Example: verizon_jun-19-2025_3-45pm_25pages.json
Cache Optimization Strategies:
- Gzip compression for large content sets (40-60% size reduction)
- Incremental updates for partial re-crawls
- Metadata indexing for fast cache browsing
- Automatic cleanup of stale cache files (>30 days)
Error Handling & Resilience
Fault Tolerance Design:
- Graceful degradation when ChromaDB unavailable
- Request retry logic with exponential backoff
- Content extraction fallbacks (Trafilatura → BeautifulSoup → raw text)

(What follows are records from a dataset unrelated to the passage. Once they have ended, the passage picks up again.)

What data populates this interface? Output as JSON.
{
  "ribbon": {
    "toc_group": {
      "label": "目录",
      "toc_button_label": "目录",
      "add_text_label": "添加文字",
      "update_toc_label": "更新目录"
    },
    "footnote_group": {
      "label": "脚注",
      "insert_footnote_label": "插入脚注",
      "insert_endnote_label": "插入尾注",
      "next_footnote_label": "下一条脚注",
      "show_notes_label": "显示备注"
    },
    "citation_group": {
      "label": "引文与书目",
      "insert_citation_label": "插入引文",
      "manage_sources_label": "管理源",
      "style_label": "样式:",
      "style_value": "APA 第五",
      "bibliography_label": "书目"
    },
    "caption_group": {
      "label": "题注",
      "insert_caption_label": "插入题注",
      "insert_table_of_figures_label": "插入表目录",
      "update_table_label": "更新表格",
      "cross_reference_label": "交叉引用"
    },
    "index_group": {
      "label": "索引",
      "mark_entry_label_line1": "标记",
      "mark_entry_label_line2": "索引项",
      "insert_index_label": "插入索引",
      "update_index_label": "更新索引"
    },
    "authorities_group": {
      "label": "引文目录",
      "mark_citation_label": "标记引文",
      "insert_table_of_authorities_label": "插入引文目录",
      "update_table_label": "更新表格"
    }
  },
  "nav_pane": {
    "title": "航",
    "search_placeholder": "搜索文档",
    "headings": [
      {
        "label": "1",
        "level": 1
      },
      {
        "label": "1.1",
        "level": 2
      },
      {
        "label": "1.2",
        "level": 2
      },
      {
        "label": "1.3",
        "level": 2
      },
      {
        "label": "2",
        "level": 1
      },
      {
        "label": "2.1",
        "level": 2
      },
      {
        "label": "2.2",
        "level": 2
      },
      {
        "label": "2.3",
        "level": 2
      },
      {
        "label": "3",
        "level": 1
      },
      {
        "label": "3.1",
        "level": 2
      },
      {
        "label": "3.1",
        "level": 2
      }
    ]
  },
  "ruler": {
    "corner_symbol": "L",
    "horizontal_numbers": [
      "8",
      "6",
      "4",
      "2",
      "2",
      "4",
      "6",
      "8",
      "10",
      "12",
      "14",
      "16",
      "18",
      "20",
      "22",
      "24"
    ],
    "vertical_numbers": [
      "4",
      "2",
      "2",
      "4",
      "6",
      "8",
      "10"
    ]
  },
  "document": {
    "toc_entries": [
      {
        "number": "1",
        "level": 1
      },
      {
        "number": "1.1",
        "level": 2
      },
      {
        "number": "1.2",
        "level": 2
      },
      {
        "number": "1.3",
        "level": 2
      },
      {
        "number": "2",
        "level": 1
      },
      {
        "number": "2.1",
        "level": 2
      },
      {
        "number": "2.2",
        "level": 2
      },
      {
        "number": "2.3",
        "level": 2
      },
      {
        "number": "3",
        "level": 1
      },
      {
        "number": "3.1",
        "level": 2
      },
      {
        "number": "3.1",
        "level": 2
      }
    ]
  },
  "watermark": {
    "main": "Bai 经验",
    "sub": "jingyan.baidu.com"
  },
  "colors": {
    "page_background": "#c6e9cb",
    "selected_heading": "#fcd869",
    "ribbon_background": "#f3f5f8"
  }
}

- OpenAI API rate limiting and error recovery
Monitoring & Observability:
- Real-time error tracking in progress interface
- Confidence scoring alerts for low-quality responses
- Performance metrics logging for optimization
- Debug mode with detailed operation tracing
This architecture provides enterprise-grade reliability while maintaining the flexibility needed for diverse website analysis scenarios. The technical choices prioritize semantic accuracy, performance optimization, and user experience while ensuring scalable deployment across various environments.